Cela pourrait bien accélérer la fin du pseudo-« modèle social français »
S’il donne quitus à François Fillon sur son libéralisme économique, le philosophe l’invite à assouplir son conservatisme sociétal.
Il y a trois ans, le Centre for Policy Studies, think tank britannique fondé par Margaret Thatcher, m’avait proposé d’organiser, à l’occasion de son 40e anniversaire, une table ronde consacrée à la France. Le titre de l’événement était explicite : « The Margaret Thatcher Conference on Liberty ». Après avoir réuni économistes et entrepreneurs, j’avais sollicité sans guère d’espoir divers responsables politiques français. Seul un avait répondu : François Fillon. Je n’en revenais pas de voir l’ancien Premier ministre, principalement associé dans mon esprit à la quiétude sarthoise et aux chaussettes rouges cardinalesques, accepter ainsi d’intervenir sous les auspices de la Dame de fer.

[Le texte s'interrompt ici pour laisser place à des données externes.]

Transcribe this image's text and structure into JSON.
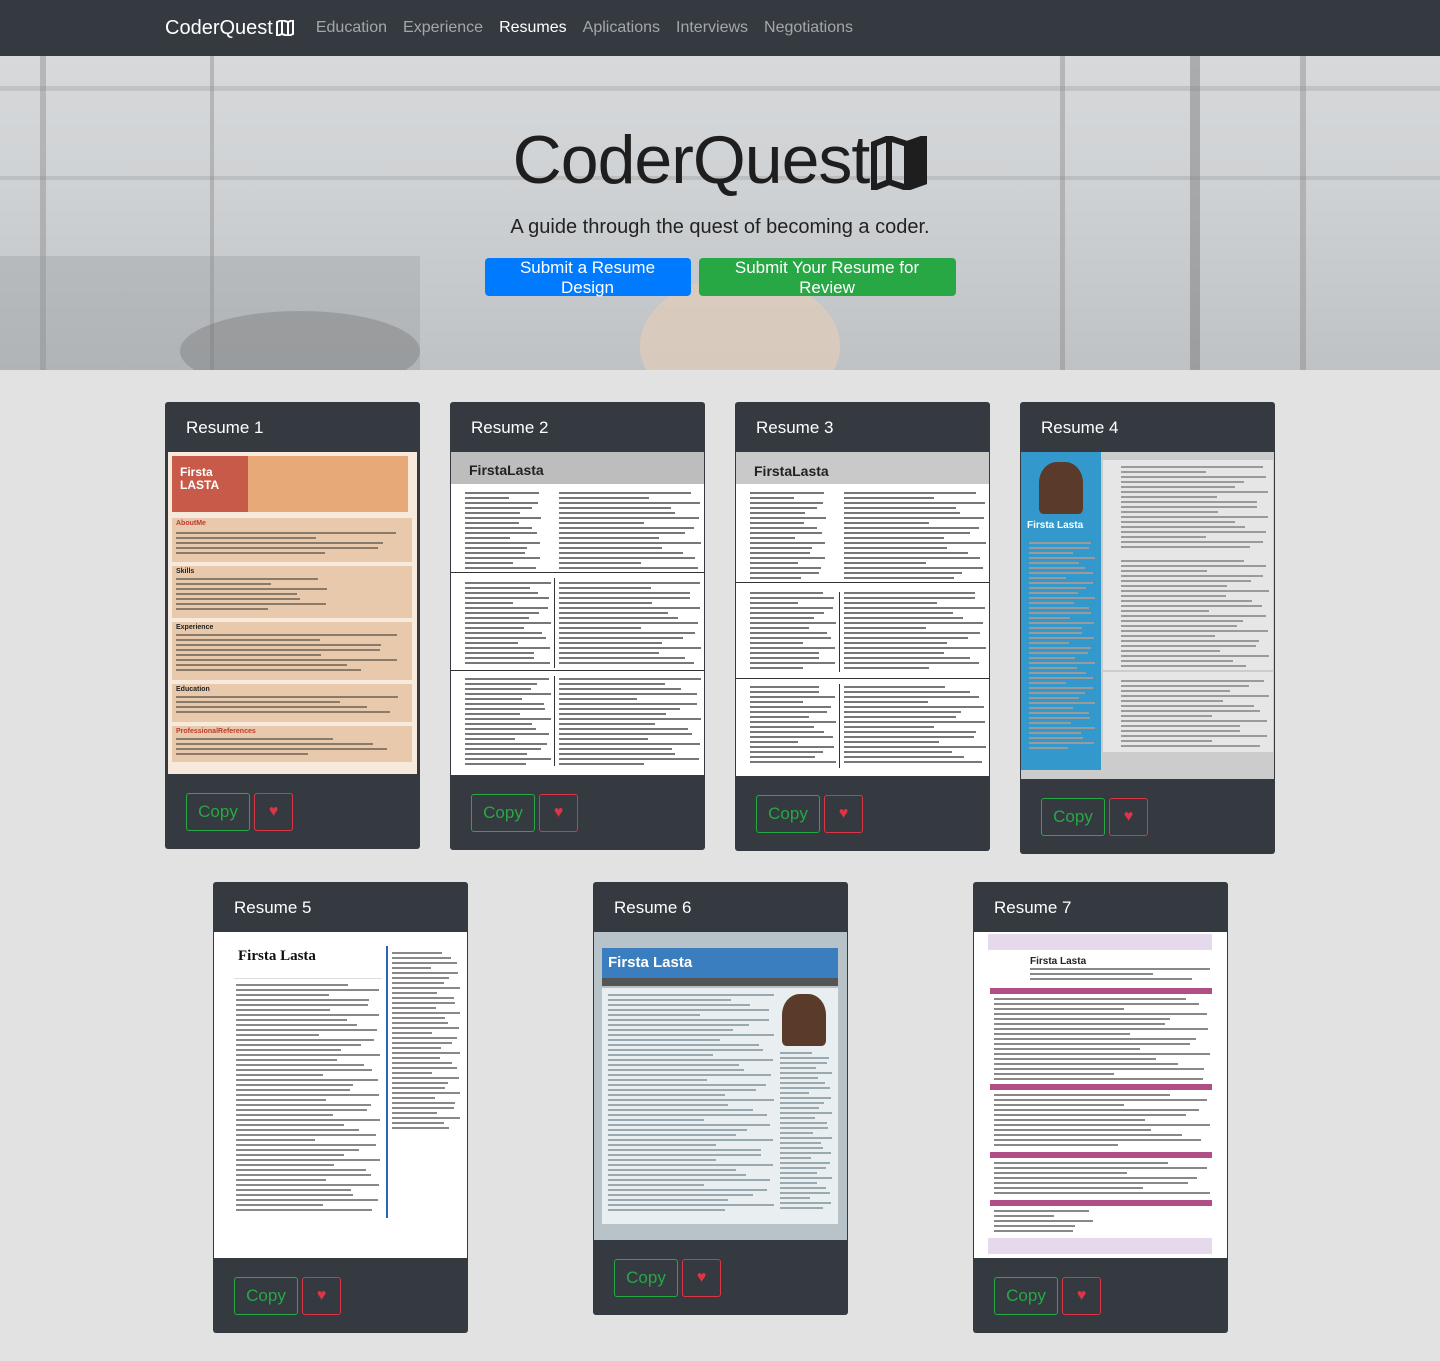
{
  "nav": {
    "brand": "CoderQuest",
    "links": [
      {
        "label": "Education",
        "active": false
      },
      {
        "label": "Experience",
        "active": false
      },
      {
        "label": "Resumes",
        "active": true
      },
      {
        "label": "Aplications",
        "active": false
      },
      {
        "label": "Interviews",
        "active": false
      },
      {
        "label": "Negotiations",
        "active": false
      }
    ]
  },
  "hero": {
    "title": "CoderQuest",
    "subtitle": "A guide through the quest of becoming a coder.",
    "primary_button": "Submit a Resume Design",
    "secondary_button": "Submit Your Resume for Review"
  },
  "cards": [
    {
      "title": "Resume 1",
      "copy_label": "Copy",
      "name": "Firsta LASTA"
    },
    {
      "title": "Resume 2",
      "copy_label": "Copy",
      "name": "FirstaLasta"
    },
    {
      "title": "Resume 3",
      "copy_label": "Copy",
      "name": "FirstaLasta"
    },
    {
      "title": "Resume 4",
      "copy_label": "Copy",
      "name": "Firsta Lasta"
    },
    {
      "title": "Resume 5",
      "copy_label": "Copy",
      "name": "Firsta Lasta"
    },
    {
      "title": "Resume 6",
      "copy_label": "Copy",
      "name": "Firsta Lasta"
    },
    {
      "title": "Resume 7",
      "copy_label": "Copy",
      "name": "Firsta Lasta"
    }
  ],
  "colors": {
    "navbar": "#343a40",
    "primary": "#007bff",
    "success": "#28a745",
    "danger": "#dc3545"
  },
  "icons": {
    "brand_icon": "map-icon",
    "heart": "heart-icon"
  }
}
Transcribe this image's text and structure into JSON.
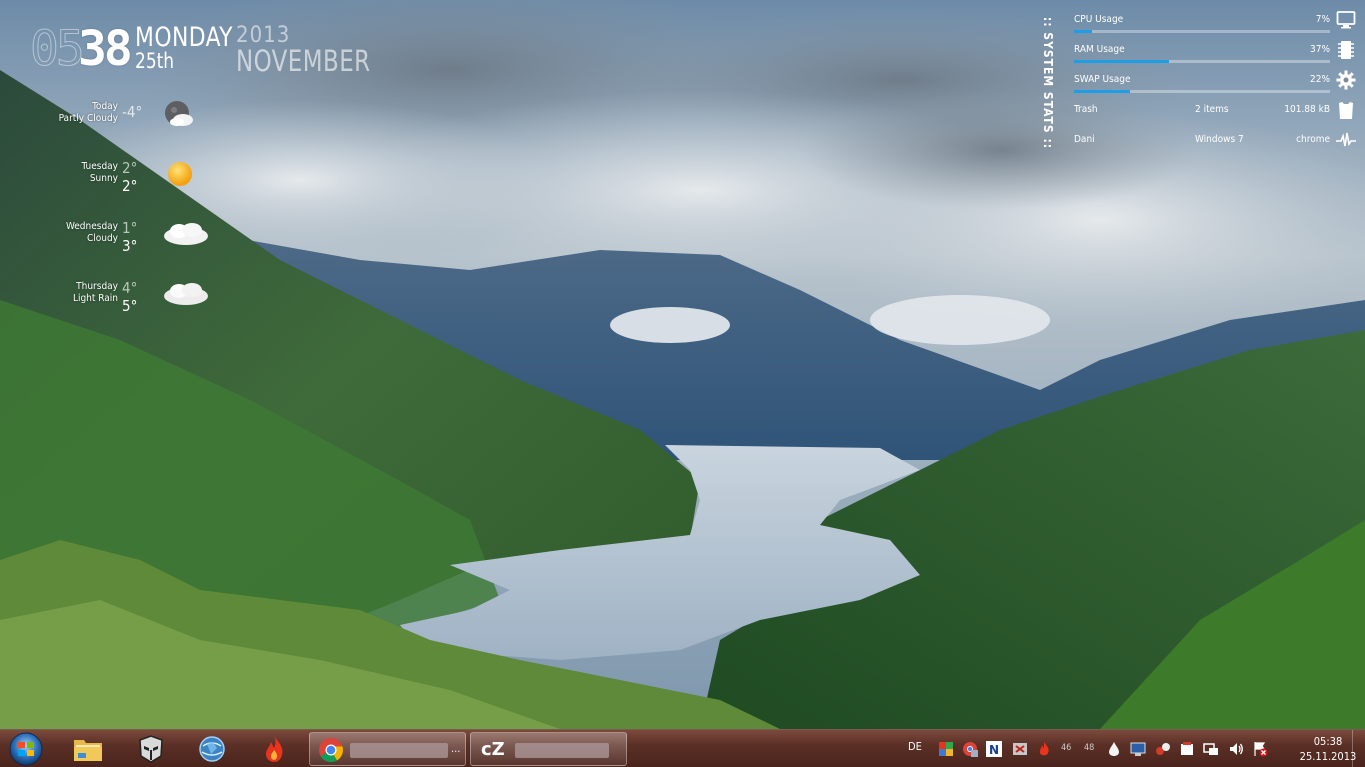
{
  "clock": {
    "hour": "05",
    "minute": "38",
    "weekday": "MONDAY",
    "day": "25th",
    "year": "2013",
    "month": "NOVEMBER"
  },
  "forecast": [
    {
      "day": "Today",
      "condition": "Partly Cloudy",
      "temp_hi": "",
      "temp_lo": "-4°",
      "icon": "moon-cloud-icon"
    },
    {
      "day": "Tuesday",
      "condition": "Sunny",
      "temp_hi": "2°",
      "temp_lo": "2°",
      "icon": "sun-icon"
    },
    {
      "day": "Wednesday",
      "condition": "Cloudy",
      "temp_hi": "1°",
      "temp_lo": "3°",
      "icon": "cloud-icon"
    },
    {
      "day": "Thursday",
      "condition": "Light Rain",
      "temp_hi": "4°",
      "temp_lo": "5°",
      "icon": "cloud-icon"
    }
  ],
  "stats": {
    "title": ":: SYSTEM STATS ::",
    "cpu": {
      "label": "CPU Usage",
      "value": "7%",
      "percent": 7,
      "icon": "monitor-icon"
    },
    "ram": {
      "label": "RAM Usage",
      "value": "37%",
      "percent": 37,
      "icon": "memory-chip-icon"
    },
    "swap": {
      "label": "SWAP Usage",
      "value": "22%",
      "percent": 22,
      "icon": "gear-icon"
    },
    "trash": {
      "label": "Trash",
      "items": "2 items",
      "size": "101.88 kB",
      "icon": "trash-icon"
    },
    "system": {
      "user": "Dani",
      "os": "Windows 7",
      "process": "chrome",
      "icon": "pulse-icon"
    }
  },
  "taskbar": {
    "tasks": [
      {
        "app": "chrome",
        "ellipsis": "..."
      },
      {
        "app": "cz",
        "label": "cZ"
      }
    ],
    "tray": {
      "language": "DE",
      "temp_a": "46",
      "temp_b": "48",
      "time": "05:38",
      "date": "25.11.2013"
    }
  },
  "colors": {
    "accent_bar": "#1f9ee8",
    "taskbar": "#5b3026"
  }
}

J’ai réécouté dimanche soir le discours qu’il nous avait donné, en juin 2014, sous les voûtes néogothiques du Guildhall de Londres. Constatant « l’excès de normes, de réglementations et d’impôts », il avait affirmé, là aussi de manière inattendue, que le peuple français était « en train de devenir libéral » : les résultats du premier tour de la primaire lui donnent aujourd’hui raison. Promettant un « choc en termes de liberté », il avait esquissé un programme économique assez radical : réduction du Code du travail aux dispositions d’ordre public, suppression de la durée légale du travail et renvoi dans les deux cas à la négociation d’entreprise pour les arrangements particuliers. Autrement dit, la loi devrait se contenter d’assurer les droits fondamentaux, laissant pour le reste les acteurs s’organiser sur le terrain.

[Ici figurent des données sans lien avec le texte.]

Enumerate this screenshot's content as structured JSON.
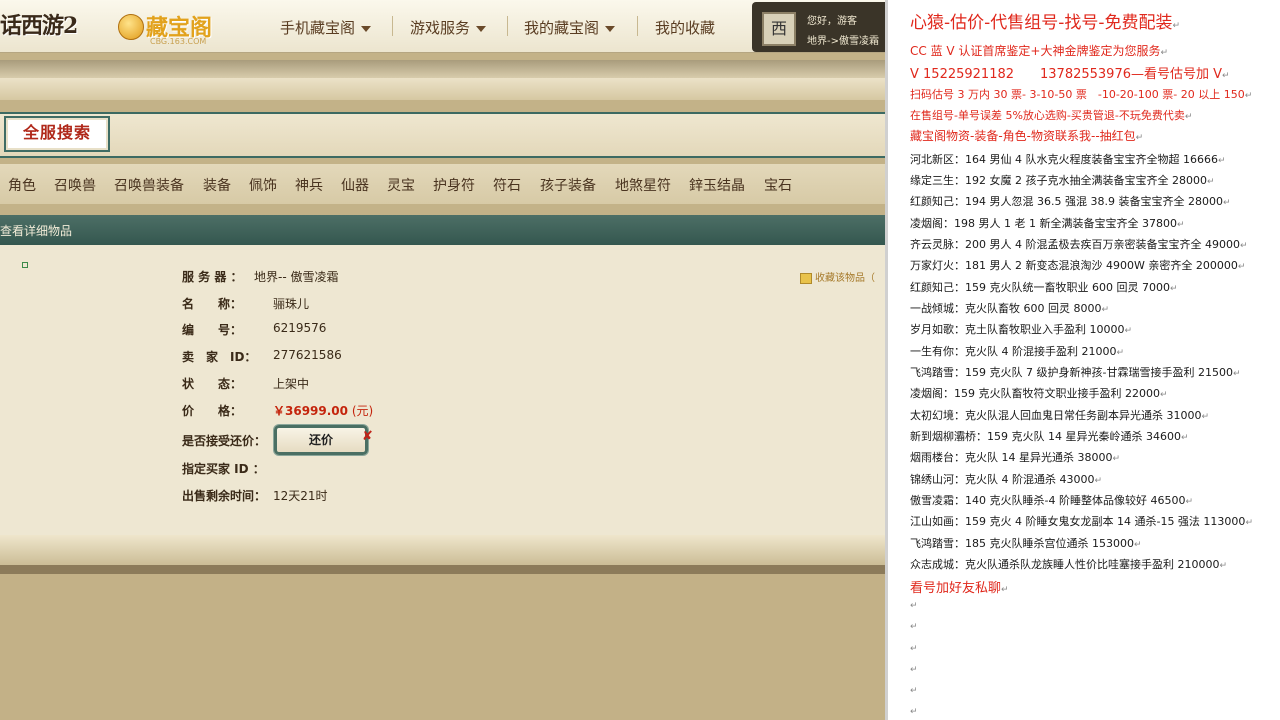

Il faut reconnaître que, depuis, le candidat Fillon n’a pas dévié de cette ligne, enrichie à mesure que ses consultations avançaient. Parmi tous les prétendants étiquetés à droite, il est le seul à proposer clairement ces fameuses mesures-que-tout-le-monde-connaîtmais-que-personne-n’a-le-courage-de-prendre. On sera à même de tester la flexibilité du marché du travail, dans la mesure où sera introduit un puissant motif de « réorganisation de l’entreprise » dans les procédures de licenciement collectif (autrement dit, l’entreprise n’aura plus à justifier de difficultés économiques devant le juge). On mesurera les effets réels de la rigueur, puisque l’équilibre budgétaire devrait être inscrit dans la Constitution et assuré par une centaine de milliards d’euros d’économies. On ne se plaindra plus des impôts, l’ISF étant supprimé, l’impôt sur les sociétés aligné sur les taux moyens européens, les charges réduites et l’impôt sur le revenu en partie forfaitisé. On verra si des syndicats plus représentatifs deviennent plus constructifs, grâce à la liberté de candidature au premier tour des élections professionnelles. En tout cas, on ne pourra plus dire qu’on n’a pas essayé.
Il serait réducteur de présenter le programme de François Fillon comme un simple exercice de rationalité comptable. Le « choc de liberté » y est en effet décliné sur des terrains plus inattendus : autonomie accrue des établissements scolaires un peu sur le modèle des free schools britanniques, libre association des producteurs agricoles pour négocier leurs prix, mise en place d’un étage de retraites par capitalisation, libéralisation du foncier afin d’encourager l’investissement immobilier, création d’une Caisse de protection des indépendants… Tout cela pourrait bien accélérer la fin du pseudo-« modèle social français » qui n’est qu’une accumulation extravagante de privilèges et de rentes, et annoncer le retour au modèle libéral français, seul à même de rétablir la justice sociale. Partout, l’initiative privée sera la règle, et la règle l’exception.
S’il y a un domaine où, étonnamment, M. Fillon semble déterminé à continuer d’emmerder les Français, c’est celui de leur vie privée.